Day Two With The Pre Plus: Yes, It's Grown On Me. But I'm Still Convinced Palm Wasn't Thinking A Lot
Day Two with my Pre Plus has convinced me that the Palm Pre Plus is a remarkable piece of hardware. It feels that apps launch faster today than yesterday (or maybe I'm just less impatient); the community on Twitter has been exceedingly helpful with my very specific questions; and Synergy popping up a picture and name of a friend I've not talked to in months when she called was pretty neat, even though I know that's how Synergy is supposed to work when you link your accounts.
But I still can't shake the feeling that Palm is thinking about competing with the iPhone feature-by-feature on paper, not experience-by-experience.
One of the most irritating things about the Pre is text entry. The keyboard is fine - it's not BlackBerry caliber, but it's not worse than the iPhone's virtual keyboard. (It's certainly not *better*.) The keyboard itself is a design decision that I won't quibble with, but the ability to edit text on the Pre Plus is much inferior to the iPhone.
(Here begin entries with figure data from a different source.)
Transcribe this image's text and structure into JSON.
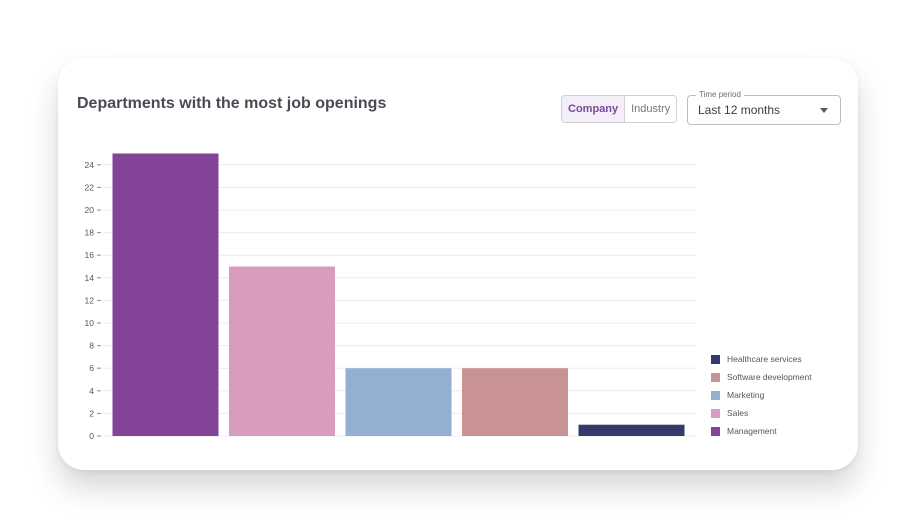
{
  "header": {
    "title": "Departments with the most job openings"
  },
  "toggle": {
    "options": [
      "Company",
      "Industry"
    ],
    "active": "Company"
  },
  "time_period": {
    "label": "Time period",
    "value": "Last 12 months"
  },
  "chart_data": {
    "type": "bar",
    "categories": [
      "Management",
      "Sales",
      "Marketing",
      "Software development",
      "Healthcare services"
    ],
    "values": [
      25,
      15,
      6,
      6,
      1
    ],
    "colors": [
      "#834396",
      "#d89cbf",
      "#93b0d1",
      "#c99294",
      "#363a6a"
    ],
    "ylim": [
      0,
      25
    ],
    "yticks": [
      0,
      2,
      4,
      6,
      8,
      10,
      12,
      14,
      16,
      18,
      20,
      22,
      24
    ],
    "grid": true,
    "legend_position": "bottom-right",
    "legend_order": [
      "Healthcare services",
      "Software development",
      "Marketing",
      "Sales",
      "Management"
    ]
  }
}
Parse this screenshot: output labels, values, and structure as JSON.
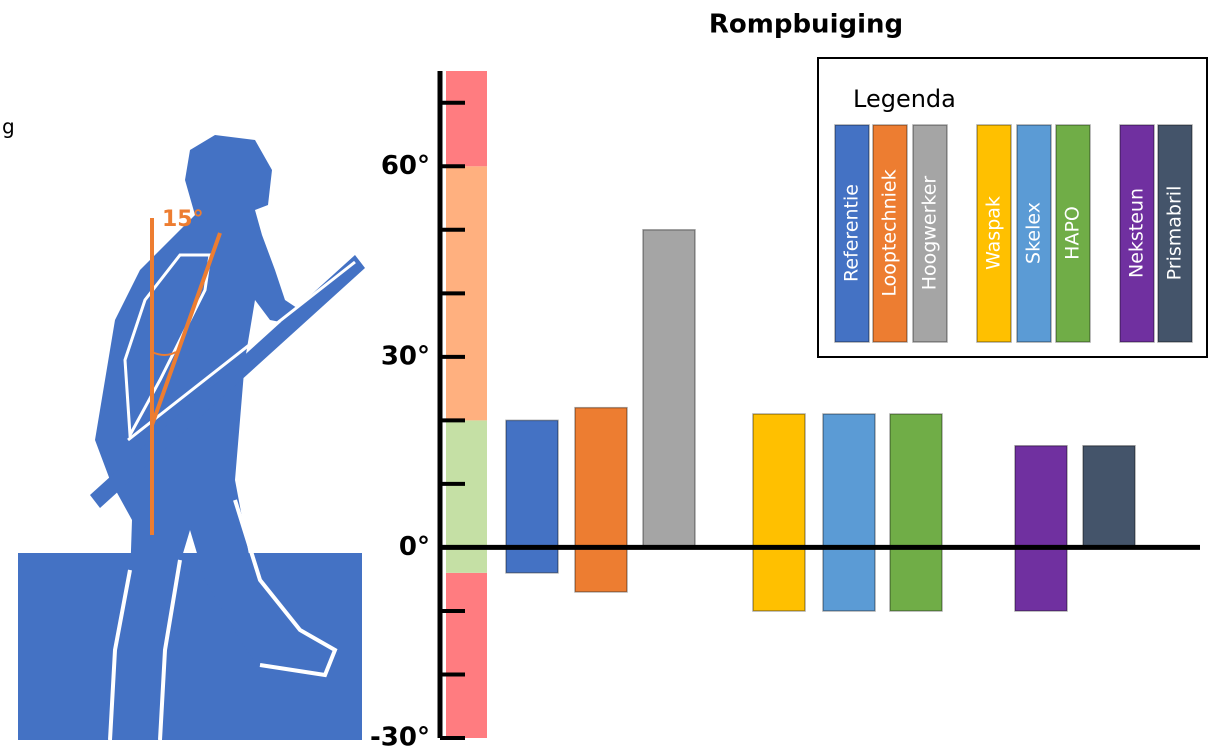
{
  "chart_data": {
    "type": "range-bar",
    "title": "Rompbuiging",
    "legend_title": "Legenda",
    "categories": [
      "Referentie",
      "Looptechniek",
      "Hoogwerker",
      "Waspak",
      "Skelex",
      "HAPO",
      "Neksteun",
      "Prismabril"
    ],
    "low": [
      -4,
      -7,
      0,
      -10,
      -10,
      -10,
      -10,
      0
    ],
    "high": [
      20,
      22,
      50,
      21,
      21,
      21,
      16,
      16
    ],
    "colors": [
      "#4472c4",
      "#ed7d31",
      "#a5a5a5",
      "#ffc000",
      "#5b9bd5",
      "#70ad47",
      "#7030a0",
      "#44546a"
    ],
    "ylim": [
      -30,
      75
    ],
    "yticks": [
      {
        "value": -30,
        "label": "-30°"
      },
      {
        "value": 0,
        "label": "0°"
      },
      {
        "value": 30,
        "label": "30°"
      },
      {
        "value": 60,
        "label": "60°"
      }
    ],
    "minor_yticks": [
      -20,
      -10,
      10,
      20,
      40,
      50,
      70
    ],
    "zones": [
      {
        "from": -30,
        "to": -4,
        "color": "#ff7c80"
      },
      {
        "from": -4,
        "to": 20,
        "color": "#c5e0a5"
      },
      {
        "from": 20,
        "to": 60,
        "color": "#ffb07f"
      },
      {
        "from": 60,
        "to": 75,
        "color": "#ff7c80"
      }
    ],
    "annotation": "15°",
    "clipped_text": "g"
  }
}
On the iPhone, you can hold your finger down in the general vicinity of where you want to insert the cursor and a magnifying glass pops up to make placing the cursor easier. This isn't available on the Pre. If the Pre had physical direction keys, it wouldn't be a problem that the Pre lacked this functionality. But it doesn't. You have to either keep tapping until the cursor goes where you want to or place your cursor after the text you want to edit, backspace to your error, and re-type. (Also, Palm should think about adding a d-pad for gaming alone.) Palm decided to challenge Apple on multi-touch pinch and zoom functions; I'm sure they could add this functionality (or something exceedingly similar) very easily. I'm convinced that the only reason they didn't was that they didn't want to draw additional attention to their main competitor. However - leaving it out draws even *more* attention than mere aping does.
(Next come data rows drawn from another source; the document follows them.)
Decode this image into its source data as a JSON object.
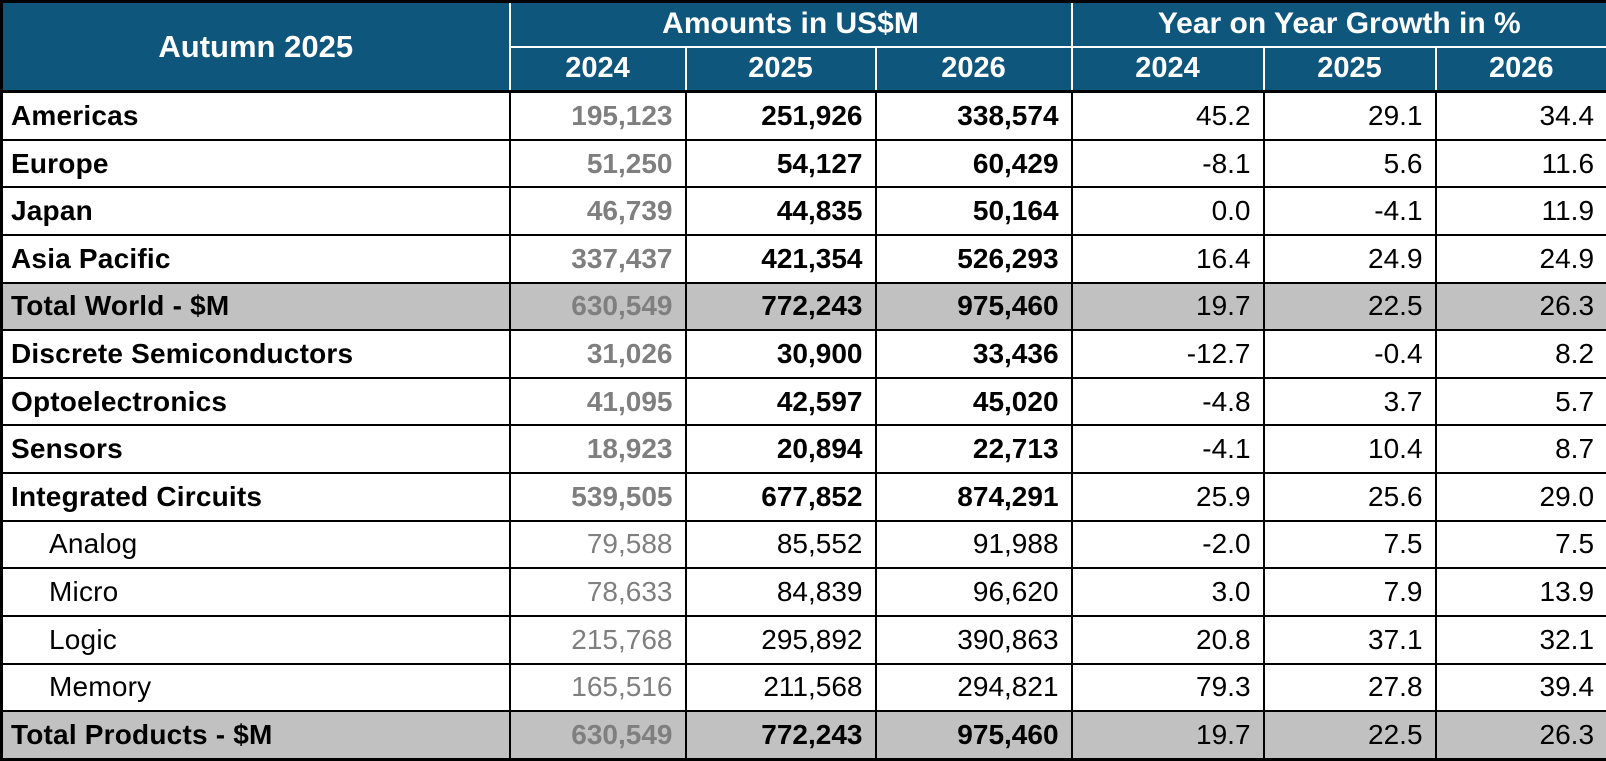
{
  "title": "Autumn 2025",
  "header": {
    "amounts_group": "Amounts in US$M",
    "growth_group": "Year on Year Growth in %",
    "years": [
      "2024",
      "2025",
      "2026"
    ]
  },
  "colors": {
    "header_bg": "#0E567C",
    "header_text": "#FFFFFF",
    "total_row_bg": "#C1C1C1",
    "muted_2024_text": "#7F7F7F",
    "text": "#000000"
  },
  "rows": [
    {
      "label": "Americas",
      "indent": false,
      "bold": true,
      "total": false,
      "amounts": [
        "195,123",
        "251,926",
        "338,574"
      ],
      "growth": [
        "45.2",
        "29.1",
        "34.4"
      ]
    },
    {
      "label": "Europe",
      "indent": false,
      "bold": true,
      "total": false,
      "amounts": [
        "51,250",
        "54,127",
        "60,429"
      ],
      "growth": [
        "-8.1",
        "5.6",
        "11.6"
      ]
    },
    {
      "label": "Japan",
      "indent": false,
      "bold": true,
      "total": false,
      "amounts": [
        "46,739",
        "44,835",
        "50,164"
      ],
      "growth": [
        "0.0",
        "-4.1",
        "11.9"
      ]
    },
    {
      "label": "Asia Pacific",
      "indent": false,
      "bold": true,
      "total": false,
      "amounts": [
        "337,437",
        "421,354",
        "526,293"
      ],
      "growth": [
        "16.4",
        "24.9",
        "24.9"
      ]
    },
    {
      "label": "Total World - $M",
      "indent": false,
      "bold": true,
      "total": true,
      "amounts": [
        "630,549",
        "772,243",
        "975,460"
      ],
      "growth": [
        "19.7",
        "22.5",
        "26.3"
      ]
    },
    {
      "label": "Discrete Semiconductors",
      "indent": false,
      "bold": true,
      "total": false,
      "amounts": [
        "31,026",
        "30,900",
        "33,436"
      ],
      "growth": [
        "-12.7",
        "-0.4",
        "8.2"
      ]
    },
    {
      "label": "Optoelectronics",
      "indent": false,
      "bold": true,
      "total": false,
      "amounts": [
        "41,095",
        "42,597",
        "45,020"
      ],
      "growth": [
        "-4.8",
        "3.7",
        "5.7"
      ]
    },
    {
      "label": "Sensors",
      "indent": false,
      "bold": true,
      "total": false,
      "amounts": [
        "18,923",
        "20,894",
        "22,713"
      ],
      "growth": [
        "-4.1",
        "10.4",
        "8.7"
      ]
    },
    {
      "label": "Integrated Circuits",
      "indent": false,
      "bold": true,
      "total": false,
      "amounts": [
        "539,505",
        "677,852",
        "874,291"
      ],
      "growth": [
        "25.9",
        "25.6",
        "29.0"
      ]
    },
    {
      "label": "Analog",
      "indent": true,
      "bold": false,
      "total": false,
      "amounts": [
        "79,588",
        "85,552",
        "91,988"
      ],
      "growth": [
        "-2.0",
        "7.5",
        "7.5"
      ]
    },
    {
      "label": "Micro",
      "indent": true,
      "bold": false,
      "total": false,
      "amounts": [
        "78,633",
        "84,839",
        "96,620"
      ],
      "growth": [
        "3.0",
        "7.9",
        "13.9"
      ]
    },
    {
      "label": "Logic",
      "indent": true,
      "bold": false,
      "total": false,
      "amounts": [
        "215,768",
        "295,892",
        "390,863"
      ],
      "growth": [
        "20.8",
        "37.1",
        "32.1"
      ]
    },
    {
      "label": "Memory",
      "indent": true,
      "bold": false,
      "total": false,
      "amounts": [
        "165,516",
        "211,568",
        "294,821"
      ],
      "growth": [
        "79.3",
        "27.8",
        "39.4"
      ]
    },
    {
      "label": "Total Products - $M",
      "indent": false,
      "bold": true,
      "total": true,
      "amounts": [
        "630,549",
        "772,243",
        "975,460"
      ],
      "growth": [
        "19.7",
        "22.5",
        "26.3"
      ]
    }
  ],
  "chart_data": {
    "type": "table",
    "title": "Autumn 2025",
    "column_groups": [
      "Amounts in US$M",
      "Year on Year Growth in %"
    ],
    "years": [
      2024,
      2025,
      2026
    ],
    "rows": [
      {
        "label": "Americas",
        "amounts_usd_m": [
          195123,
          251926,
          338574
        ],
        "yoy_growth_pct": [
          45.2,
          29.1,
          34.4
        ]
      },
      {
        "label": "Europe",
        "amounts_usd_m": [
          51250,
          54127,
          60429
        ],
        "yoy_growth_pct": [
          -8.1,
          5.6,
          11.6
        ]
      },
      {
        "label": "Japan",
        "amounts_usd_m": [
          46739,
          44835,
          50164
        ],
        "yoy_growth_pct": [
          0.0,
          -4.1,
          11.9
        ]
      },
      {
        "label": "Asia Pacific",
        "amounts_usd_m": [
          337437,
          421354,
          526293
        ],
        "yoy_growth_pct": [
          16.4,
          24.9,
          24.9
        ]
      },
      {
        "label": "Total World - $M",
        "amounts_usd_m": [
          630549,
          772243,
          975460
        ],
        "yoy_growth_pct": [
          19.7,
          22.5,
          26.3
        ]
      },
      {
        "label": "Discrete Semiconductors",
        "amounts_usd_m": [
          31026,
          30900,
          33436
        ],
        "yoy_growth_pct": [
          -12.7,
          -0.4,
          8.2
        ]
      },
      {
        "label": "Optoelectronics",
        "amounts_usd_m": [
          41095,
          42597,
          45020
        ],
        "yoy_growth_pct": [
          -4.8,
          3.7,
          5.7
        ]
      },
      {
        "label": "Sensors",
        "amounts_usd_m": [
          18923,
          20894,
          22713
        ],
        "yoy_growth_pct": [
          -4.1,
          10.4,
          8.7
        ]
      },
      {
        "label": "Integrated Circuits",
        "amounts_usd_m": [
          539505,
          677852,
          874291
        ],
        "yoy_growth_pct": [
          25.9,
          25.6,
          29.0
        ]
      },
      {
        "label": "Analog",
        "amounts_usd_m": [
          79588,
          85552,
          91988
        ],
        "yoy_growth_pct": [
          -2.0,
          7.5,
          7.5
        ]
      },
      {
        "label": "Micro",
        "amounts_usd_m": [
          78633,
          84839,
          96620
        ],
        "yoy_growth_pct": [
          3.0,
          7.9,
          13.9
        ]
      },
      {
        "label": "Logic",
        "amounts_usd_m": [
          215768,
          295892,
          390863
        ],
        "yoy_growth_pct": [
          20.8,
          37.1,
          32.1
        ]
      },
      {
        "label": "Memory",
        "amounts_usd_m": [
          165516,
          211568,
          294821
        ],
        "yoy_growth_pct": [
          79.3,
          27.8,
          39.4
        ]
      },
      {
        "label": "Total Products - $M",
        "amounts_usd_m": [
          630549,
          772243,
          975460
        ],
        "yoy_growth_pct": [
          19.7,
          22.5,
          26.3
        ]
      }
    ]
  }
}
Using Launcher still takes some getting used to. As Android does, the mechanism for additional apps is up and down, not side-to-side as on the iPhone. But there are three "screens" in Launcher; one with apps, one with business tools and "premium" apps (like VZ Navigator and Amazon MP3), and one with utilities. These are accessed with the more familiar side-to-side swipe. In addition, the little white bars to denote where you are between these screens only make sense when you figure them out; I thought they were stylistic choices at first. There was no reason for Palm to decide to go with vertical scrolling as well as "grouping" horizontally; it strikes me as a very "we're not Apple" decision.
Lastly, there are all sorts of things you can do on the Pre Plus that are poorly documented and/or not particularly polished. Unlike the iPhone, I can make any song on my device a ringtone for free. But when I do so, the Pre automatically takes the first 30 seconds; it doesn't allow me to pick the best 30 seconds. (My solution: Jay-Z and Kid Cudi's Already Home, which drops immediately into the chorus line. I purchased it using the on-phone Amazon store, which is a good app.) You can add a webpage to Launcher (good!); you can't remove it from the Launcher menu in the upper left like you can with applications you add to Launcher - you have to know to hold down the orange/gray key and click the icon to bring up the option to delete. Why treat webpages different than apps even though they act the same way in the Launcher? One more: the lack of a scientific calculator on the Calculator application is pitiful. I know the 3GS just added scientific functions, but it's been over six months now. Furthermore, Palm could step up their game and add financial functions, reverse polish notation, graphing capabilities, and so forth with very little development effort.
Let me be clear: this little phone is starting to grow on me, and I'll have a rundown of all the excellent things it does soon. I give Palm credit for doing many, many things right on the Pre Plus. (I can't speak to the Pre as I only played with it briefly in a Sprint store last summer.) But as someone who's built a company with large entrenched competitors, I made damn sure that I did the best I could on the fronts I competed head on with my competition. Palm, not so much. The implementation of multitasking is great; Synergy, not so much. The hardware fits better in the hand - as long as the keyboard is closed. Standard USB connection is a win for consumers, but why have a cheapo plastic door?
Palm feels like they're competing on paper in many ways and not on experiences, and the places where they fall short are more glaring than the successes that they've had in the places where they win.